Some might think I am complaining: Three kids crowding my bed. None 100% healthy. All moving and making noises through the night so Mama could not sleep very well…
I am not.
I am happy. I am grateful. I am counting my blessings, bundled in the little sleeping bodies next to me: one, two, three and on and on to infinity.
Jack, Nina and Luke are my incredible gifts. They bring me some sleepless nights. And, they create countless challenges, forcing me to change my ways, winnow my selfish tendencies and learn new things on a daily basis, whether I am in a learning mood nor not. But, they also beget joy – immeasurable joy.
Even in the mundane parts of everyday life, my children elicit delight. Doing dishes can become an adventure in bubble exploration. Sorting cloth diapers evidences the pleasure of learning to read – “small” “petite” and “large”. Tidy time – after some complaint – becomes a game punctuated by giggles. Every day life transforms into something to appreciate moment by moment. Life lived with amusement and discovery. Life bubbling all about me.
So it is that this morning, as my three bundles of life breathe deeply in slumber beside me, I am ever so grateful.
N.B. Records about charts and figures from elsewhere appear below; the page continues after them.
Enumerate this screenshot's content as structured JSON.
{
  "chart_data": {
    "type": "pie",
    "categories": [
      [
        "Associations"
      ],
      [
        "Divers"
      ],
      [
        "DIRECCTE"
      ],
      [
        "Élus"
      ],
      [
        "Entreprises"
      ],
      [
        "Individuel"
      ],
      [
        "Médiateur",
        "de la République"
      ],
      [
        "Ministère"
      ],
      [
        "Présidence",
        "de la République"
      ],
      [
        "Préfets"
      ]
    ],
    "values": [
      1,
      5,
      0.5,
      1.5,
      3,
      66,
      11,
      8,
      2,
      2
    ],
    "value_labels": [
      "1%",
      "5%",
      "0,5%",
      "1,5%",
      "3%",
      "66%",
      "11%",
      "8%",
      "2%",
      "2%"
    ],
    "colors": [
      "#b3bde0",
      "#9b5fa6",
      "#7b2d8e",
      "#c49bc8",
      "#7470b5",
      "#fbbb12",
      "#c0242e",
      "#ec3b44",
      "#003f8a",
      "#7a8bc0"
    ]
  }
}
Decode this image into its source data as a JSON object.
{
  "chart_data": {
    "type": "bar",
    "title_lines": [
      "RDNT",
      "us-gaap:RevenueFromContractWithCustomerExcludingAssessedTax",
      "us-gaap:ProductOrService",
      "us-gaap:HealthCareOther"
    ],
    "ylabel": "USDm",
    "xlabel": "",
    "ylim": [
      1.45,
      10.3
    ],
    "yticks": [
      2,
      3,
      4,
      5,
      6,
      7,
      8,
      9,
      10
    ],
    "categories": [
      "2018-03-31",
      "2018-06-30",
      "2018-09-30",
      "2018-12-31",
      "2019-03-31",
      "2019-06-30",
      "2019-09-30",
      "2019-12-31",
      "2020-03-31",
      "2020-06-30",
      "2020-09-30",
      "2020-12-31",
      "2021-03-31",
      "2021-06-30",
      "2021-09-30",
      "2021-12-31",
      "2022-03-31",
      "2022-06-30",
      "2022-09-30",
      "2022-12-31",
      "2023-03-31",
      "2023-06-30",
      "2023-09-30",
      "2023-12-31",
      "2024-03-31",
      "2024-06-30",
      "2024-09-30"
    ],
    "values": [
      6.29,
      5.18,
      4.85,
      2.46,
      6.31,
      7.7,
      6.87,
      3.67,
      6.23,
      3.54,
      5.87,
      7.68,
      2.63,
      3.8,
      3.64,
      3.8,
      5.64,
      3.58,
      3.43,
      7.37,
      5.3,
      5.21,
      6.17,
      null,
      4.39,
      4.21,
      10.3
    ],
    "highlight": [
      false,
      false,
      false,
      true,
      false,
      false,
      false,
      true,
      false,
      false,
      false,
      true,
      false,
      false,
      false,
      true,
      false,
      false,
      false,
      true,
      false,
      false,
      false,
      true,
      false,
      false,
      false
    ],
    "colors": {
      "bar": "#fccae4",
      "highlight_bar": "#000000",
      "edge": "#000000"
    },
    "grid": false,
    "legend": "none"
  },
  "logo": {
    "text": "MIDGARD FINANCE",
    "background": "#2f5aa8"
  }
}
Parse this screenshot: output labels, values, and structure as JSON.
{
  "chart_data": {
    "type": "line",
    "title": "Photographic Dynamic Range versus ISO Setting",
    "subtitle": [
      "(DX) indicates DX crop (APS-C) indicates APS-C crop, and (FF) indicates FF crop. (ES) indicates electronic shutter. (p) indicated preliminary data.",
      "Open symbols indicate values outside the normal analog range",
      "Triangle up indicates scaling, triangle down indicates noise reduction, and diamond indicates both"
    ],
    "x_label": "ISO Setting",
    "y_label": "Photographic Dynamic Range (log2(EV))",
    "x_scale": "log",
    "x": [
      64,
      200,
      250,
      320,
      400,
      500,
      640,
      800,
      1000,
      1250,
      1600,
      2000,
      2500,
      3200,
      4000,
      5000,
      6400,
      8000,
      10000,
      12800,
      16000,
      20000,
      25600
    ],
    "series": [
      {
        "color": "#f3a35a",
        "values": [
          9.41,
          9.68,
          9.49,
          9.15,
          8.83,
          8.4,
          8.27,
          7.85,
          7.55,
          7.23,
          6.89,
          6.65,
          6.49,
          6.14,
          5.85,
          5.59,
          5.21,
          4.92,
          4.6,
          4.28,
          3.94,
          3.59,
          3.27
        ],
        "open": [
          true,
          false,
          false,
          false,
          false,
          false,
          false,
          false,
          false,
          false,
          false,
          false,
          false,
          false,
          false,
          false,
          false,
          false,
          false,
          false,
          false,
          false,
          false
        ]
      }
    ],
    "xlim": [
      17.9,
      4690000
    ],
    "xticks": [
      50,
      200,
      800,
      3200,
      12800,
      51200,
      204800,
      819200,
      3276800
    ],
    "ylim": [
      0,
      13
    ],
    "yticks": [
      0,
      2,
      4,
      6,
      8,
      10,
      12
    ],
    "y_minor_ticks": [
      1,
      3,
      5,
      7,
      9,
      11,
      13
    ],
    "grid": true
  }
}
Just a plane, train and bus ride away, in a place that I called home for several years, friends that I made and students that I taught are not slumbering in safety as my children are. They are embroiled in the aftermath of an earthquake and tsunami.
Many are without homes. Many are without knowledge of where their children, moms, dads, relations and friends are. Many would likely give anything to trade places with me right now, to experience a taste of the mundane parts of life rather than the unexpected – and devastating – exception they are facing
To them, my heart goes out. My prayers pour forth. My faith remains strong.
I trust God is with them. I trust He has a plan, even if I cannot fathom what it is.
I know God makes all things right – even earthly tragedies. I lean on hope through the heartbreak of hearing about the fact that many in Shichigahama and the greater Sendai area have died and that much of the place I once called home has literally been swept away. I remain faith-filled. I am confident that God loves each of us through every earthly moment to when we join Him heaven whenever – and however – that times comes.
Many are questioning, “Why?” right now. Their faith is tested. Their trust diminishes.
All the people praying throughout the world. Many people in Japan reaching out to God for strength. Numerous souls that have recently flown to Him. Focusing on these, I embrace solace and share faith: Each and every one of us is held in His hands from before we are born until we are united in heaven with Him after death. Of course, we want our lives here on earth to be long and as trouble-free as possible. We tend to thank God for the best of moments and cry out to Him in the worst. In all moments, He is there.
He is there in Japan right now. He is here in my bedroom, too.
And, thus it is, I pray for the comfort and faith of everyone touched by what it happening in Japan and I recommit myself to being the best steward that I can be of the three little people sleeping next to me.
I am honored to be entrusted with such an important responsibility; I gratefully accept it as the privilege that it is. I pray that I train each of my children well in the way the way they should go – straight to Heaven whenever it is that their time comes.
Dear God, my human heart says, please do not that time any time soon and please, please, please, make strong the hearts of those in Japan that are having to relinquish their treasures right now.
In the name of the Father, the Son and the Holy Spirit, may God’s love remain increasingly evident in the earthquake aftermath.